Stargrunt II is weird as far as the size of game it can handle. The rules work best with about one platoon per side. This would require, on average, about 40 figures (three or four squads per platoon, between six and 10 figures per squad, plus a command squad and a specialist squad or two). Four or five units per side doesn't leave a lot of room for tactical complexity, though. You can make games more interesting by increasing them to about two platoons per side. This size of game can be completed in three to five hours. Unfortunately, the Confidence Test system starts to break down at this size (for various reasons I won't go into here). Two platoons per side is also a strange size for a scenario as it's larger than a platoon but smaller than a full company. There have been convention games of up to about a company in size (three or four platoons) per side, but these require a lot of space, 8+ hours to play, and it really stretches the game's Confidence Test system to the breaking point.

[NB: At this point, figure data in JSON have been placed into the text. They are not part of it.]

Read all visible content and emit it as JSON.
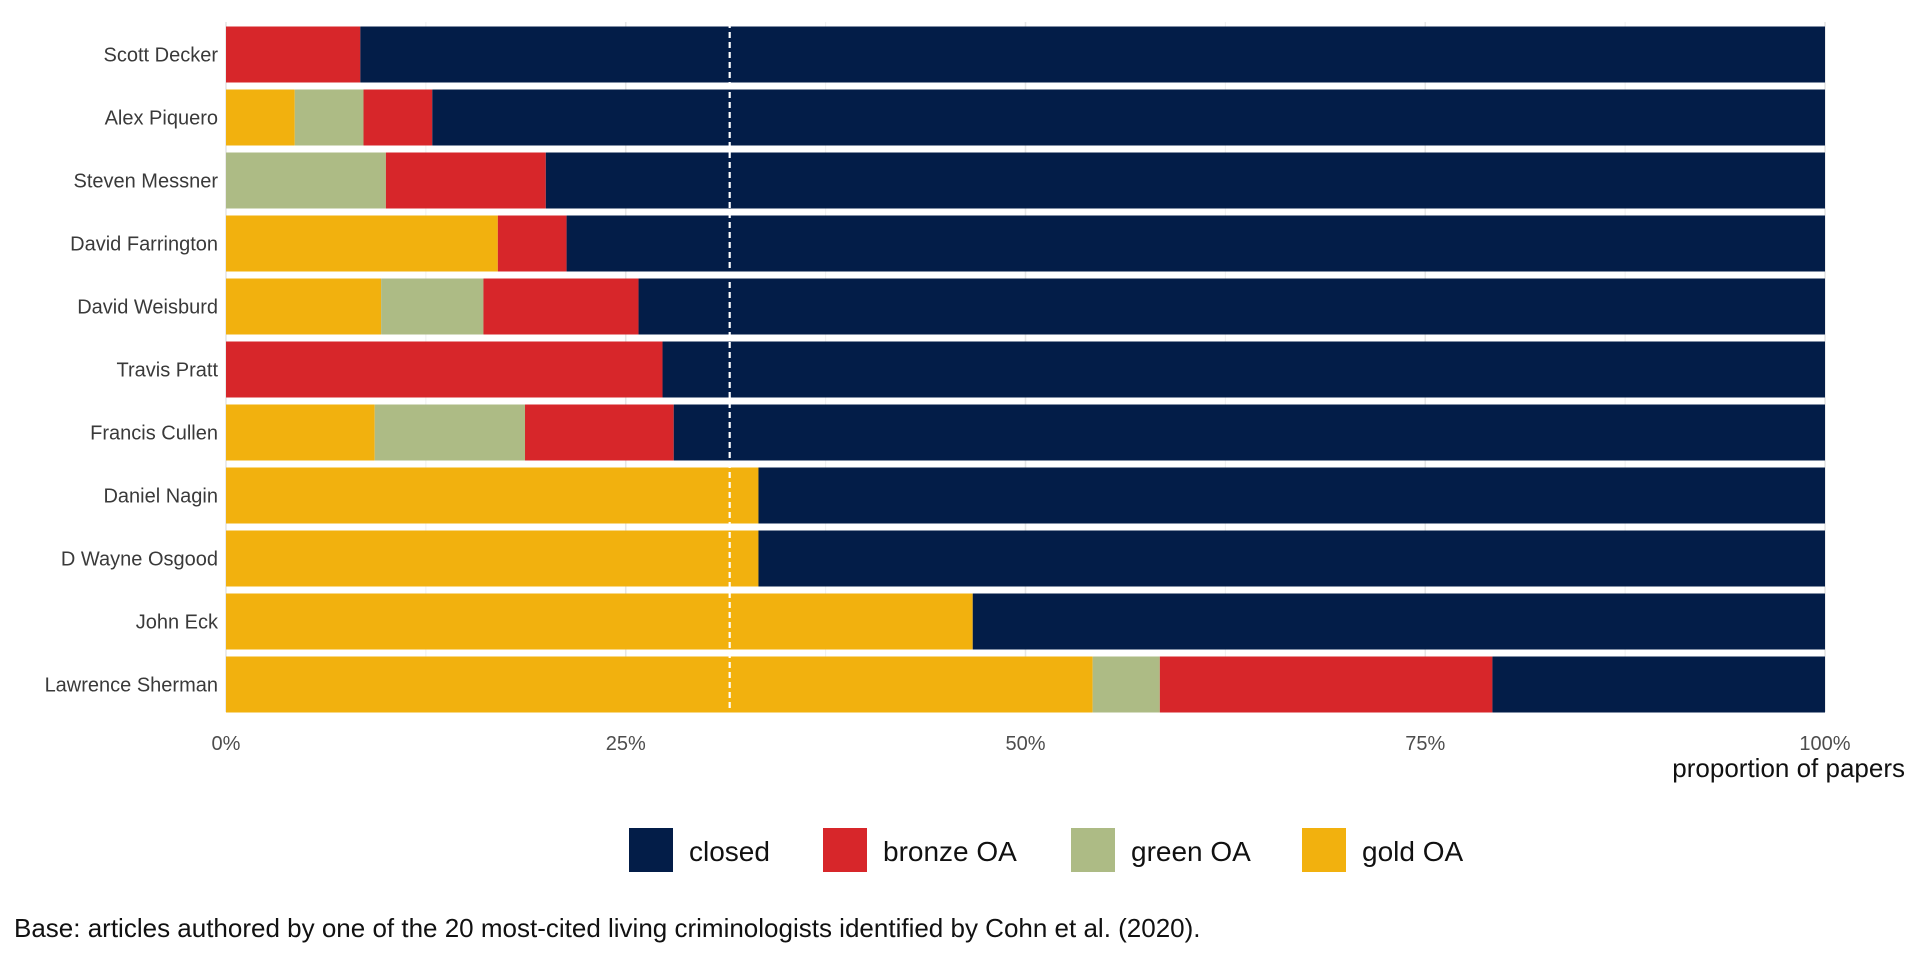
{
  "chart_data": {
    "type": "bar",
    "orientation": "horizontal",
    "stacked": true,
    "categories": [
      "Scott Decker",
      "Alex Piquero",
      "Steven Messner",
      "David Farrington",
      "David Weisburd",
      "Travis Pratt",
      "Francis Cullen",
      "Daniel Nagin",
      "D Wayne Osgood",
      "John Eck",
      "Lawrence Sherman"
    ],
    "series": [
      {
        "name": "gold OA",
        "color": "#F2B10E",
        "values": [
          0,
          0.043,
          0,
          0.17,
          0.097,
          0,
          0.093,
          0.333,
          0.333,
          0.467,
          0.542
        ]
      },
      {
        "name": "green OA",
        "color": "#ADBB85",
        "values": [
          0,
          0.043,
          0.1,
          0,
          0.064,
          0,
          0.094,
          0,
          0,
          0,
          0.042
        ]
      },
      {
        "name": "bronze OA",
        "color": "#D7262A",
        "values": [
          0.084,
          0.043,
          0.1,
          0.043,
          0.097,
          0.273,
          0.093,
          0,
          0,
          0,
          0.208
        ]
      },
      {
        "name": "closed",
        "color": "#031D48",
        "values": [
          0.916,
          0.871,
          0.8,
          0.787,
          0.742,
          0.727,
          0.72,
          0.667,
          0.667,
          0.533,
          0.208
        ]
      }
    ],
    "legend_order": [
      "closed",
      "bronze OA",
      "green OA",
      "gold OA"
    ],
    "xlim": [
      0,
      1
    ],
    "x_ticks": [
      0,
      0.25,
      0.5,
      0.75,
      1
    ],
    "x_tick_labels": [
      "0%",
      "25%",
      "50%",
      "75%",
      "100%"
    ],
    "xlabel": "proportion of papers",
    "ylabel": "",
    "reference_line": {
      "x": 0.315,
      "style": "dashed",
      "color": "#ffffff"
    },
    "grid": true,
    "legend_position": "bottom",
    "caption": "Base: articles authored by one of the 20 most-cited living criminologists identified by Cohn et al. (2020)."
  }
}
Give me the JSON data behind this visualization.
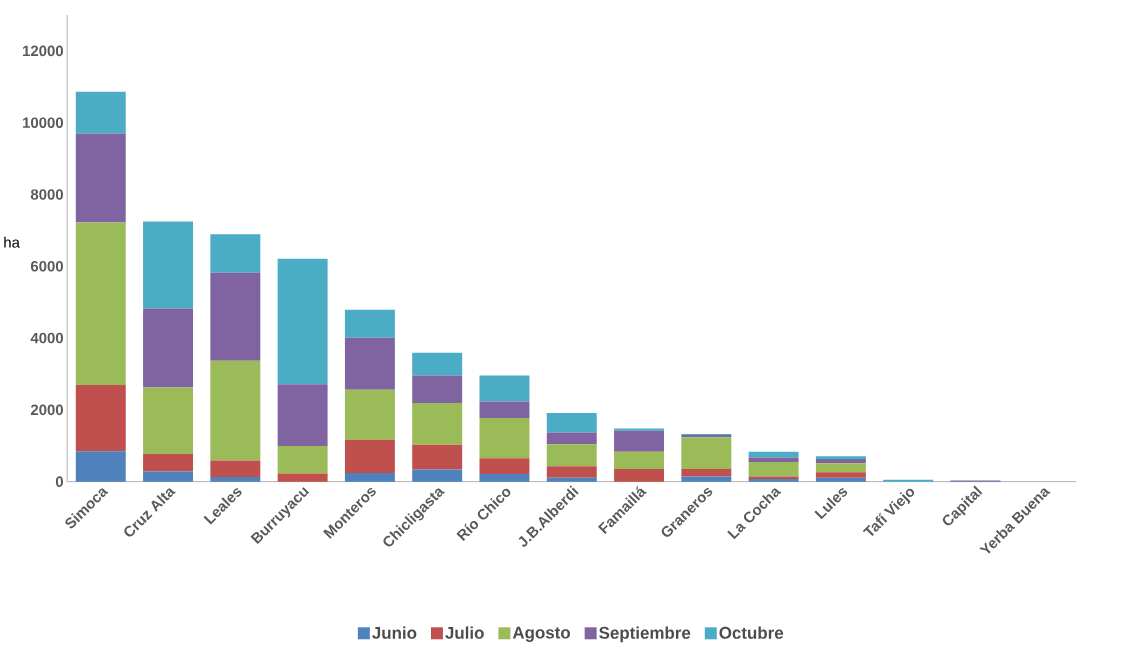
{
  "chart_data": {
    "type": "bar",
    "stacked": true,
    "ylabel": "ha",
    "categories": [
      "Simoca",
      "Cruz Alta",
      "Leales",
      "Burruyacu",
      "Monteros",
      "Chicligasta",
      "Río Chico",
      "J.B.Alberdi",
      "Famaillá",
      "Graneros",
      "La Cocha",
      "Lules",
      "Tafí Viejo",
      "Capital",
      "Yerba Buena"
    ],
    "series": [
      {
        "name": "Junio",
        "color": "#4f81bd",
        "values": [
          850,
          280,
          130,
          0,
          240,
          340,
          210,
          110,
          0,
          140,
          70,
          110,
          0,
          0,
          0
        ]
      },
      {
        "name": "Julio",
        "color": "#c0504d",
        "values": [
          1840,
          490,
          460,
          230,
          930,
          690,
          440,
          320,
          350,
          210,
          70,
          150,
          0,
          0,
          0
        ]
      },
      {
        "name": "Agosto",
        "color": "#9bbb59",
        "values": [
          4530,
          1850,
          2780,
          760,
          1390,
          1160,
          1120,
          610,
          480,
          890,
          410,
          250,
          0,
          0,
          0
        ]
      },
      {
        "name": "Septiembre",
        "color": "#8064a2",
        "values": [
          2480,
          2200,
          2450,
          1720,
          1450,
          770,
          460,
          330,
          590,
          60,
          120,
          120,
          0,
          30,
          0
        ]
      },
      {
        "name": "Octubre",
        "color": "#4bacc6",
        "values": [
          1160,
          2430,
          1070,
          3500,
          780,
          630,
          730,
          540,
          60,
          30,
          160,
          80,
          50,
          0,
          0
        ]
      }
    ],
    "ylim": [
      0,
      13000
    ],
    "yticks": [
      0,
      2000,
      4000,
      6000,
      8000,
      10000,
      12000
    ],
    "legend": "bottom"
  }
}
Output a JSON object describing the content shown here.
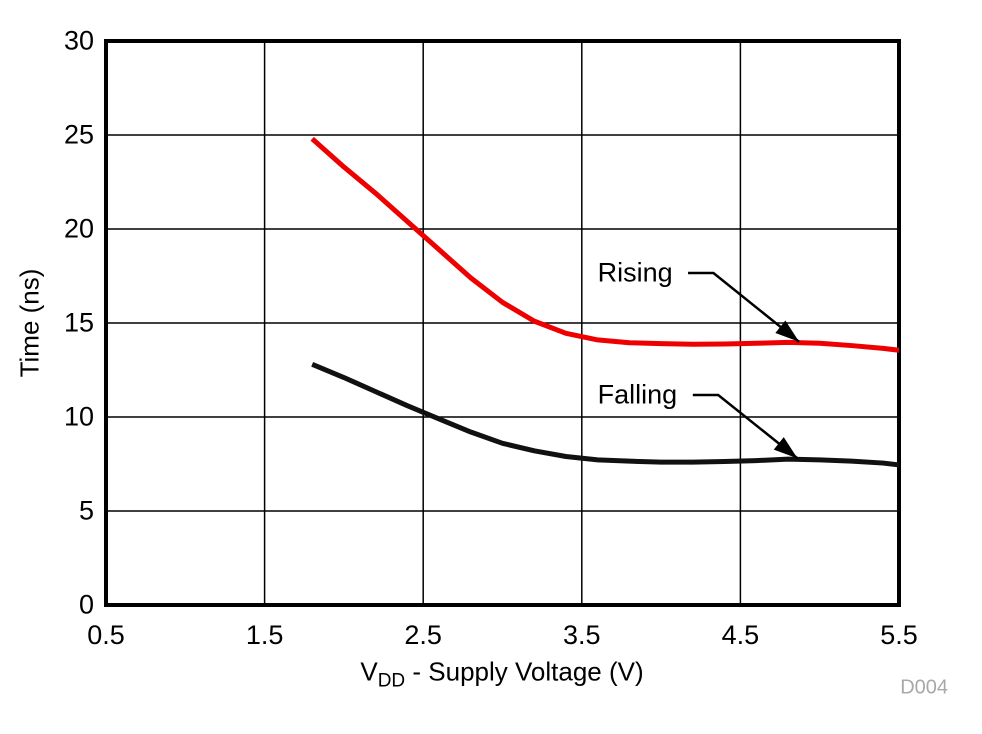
{
  "chart_data": {
    "type": "line",
    "title": "",
    "xlabel": {
      "prefix": "V",
      "sub": "DD",
      "rest": " - Supply Voltage (V)"
    },
    "ylabel": "Time (ns)",
    "xlim": [
      0.5,
      5.5
    ],
    "ylim": [
      0,
      30
    ],
    "xticks": [
      0.5,
      1.5,
      2.5,
      3.5,
      4.5,
      5.5
    ],
    "yticks": [
      0,
      5,
      10,
      15,
      20,
      25,
      30
    ],
    "grid": true,
    "frame_color": "#000000",
    "grid_color": "#000000",
    "x": [
      1.8,
      2.0,
      2.2,
      2.4,
      2.6,
      2.8,
      3.0,
      3.2,
      3.4,
      3.6,
      3.8,
      4.0,
      4.2,
      4.4,
      4.6,
      4.8,
      5.0,
      5.2,
      5.4,
      5.5
    ],
    "series": [
      {
        "name": "Rising",
        "color": "#ee0000",
        "values": [
          24.8,
          23.3,
          21.9,
          20.4,
          18.9,
          17.4,
          16.1,
          15.1,
          14.45,
          14.1,
          13.95,
          13.9,
          13.87,
          13.88,
          13.92,
          13.97,
          13.92,
          13.8,
          13.65,
          13.55
        ]
      },
      {
        "name": "Falling",
        "color": "#111111",
        "values": [
          12.8,
          12.1,
          11.35,
          10.6,
          9.9,
          9.2,
          8.6,
          8.2,
          7.9,
          7.72,
          7.65,
          7.6,
          7.6,
          7.63,
          7.68,
          7.76,
          7.72,
          7.65,
          7.55,
          7.45
        ]
      }
    ],
    "annotations": [
      {
        "label": "Rising",
        "text_x": 3.6,
        "text_y": 17.66,
        "lead_from_x": 4.17,
        "elbow_x": 4.33,
        "tip_x": 4.87,
        "tip_y": 14.0
      },
      {
        "label": "Falling",
        "text_x": 3.6,
        "text_y": 11.17,
        "lead_from_x": 4.2,
        "elbow_x": 4.36,
        "tip_x": 4.86,
        "tip_y": 7.8
      }
    ],
    "watermark": "D004"
  }
}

The time it takes to play a scenario depends more on the number of units than on the number of figures. 60 figures grouped into 12 man squads would result in a faster game than 40 figures grouped into four man squads.

The universe (which some of us have called the Tuffleyverse after Jon Tuffley, the game's developer) has a full range of 25mm miniatures and an expanding range of 15mm miniatures. This universe includes a combined United States/Canada/UK coalition (New Anglian Confederation), an expanded Germany (New Swabian League), a militant France (Fed Stats Europa), and a new Russian/Chinese superpower (Eurasion Solar Union). There are also a number of smaller powers (representing Africa, South East Asia, Japan, the Middle East, and a California-Texas union, among others) and the United Nations. There are no aliens in Stargrunt II as yet, but the upcoming book Bugs Don't Surf will include alien rules and more. Alien figures for the background universe (in particular, the Kra'Vak and Phalons) are available.

The "official" line of figures is extensive for each of the major forces, and includes a good mix of figures for the minor forces, in 25mm and 15mm scale. The company puts out a number of excellent 25mm vehicles in resin. This includes tanks, APCs, scout cars, trucks, and drop ships. So far, there is only one 15mm vehicle, and APC. 15mm vehicles would have to be kitbashed from plastic kits or purchased from other manufacturers.

The universe is shared with two other games: Full Thrust and Dirtside II. Full Thrust is the spaceship combat game, while Dirtside II is an excellent microarmour/1:285/epic scale ground combat game. Coming sometime in the future is a game known so far as FMA Skirmish, a skirmish game using similar mechanics to Stargrunt II. Like Stargrunt, all three of these other games are generic but they also adhere to the game universe.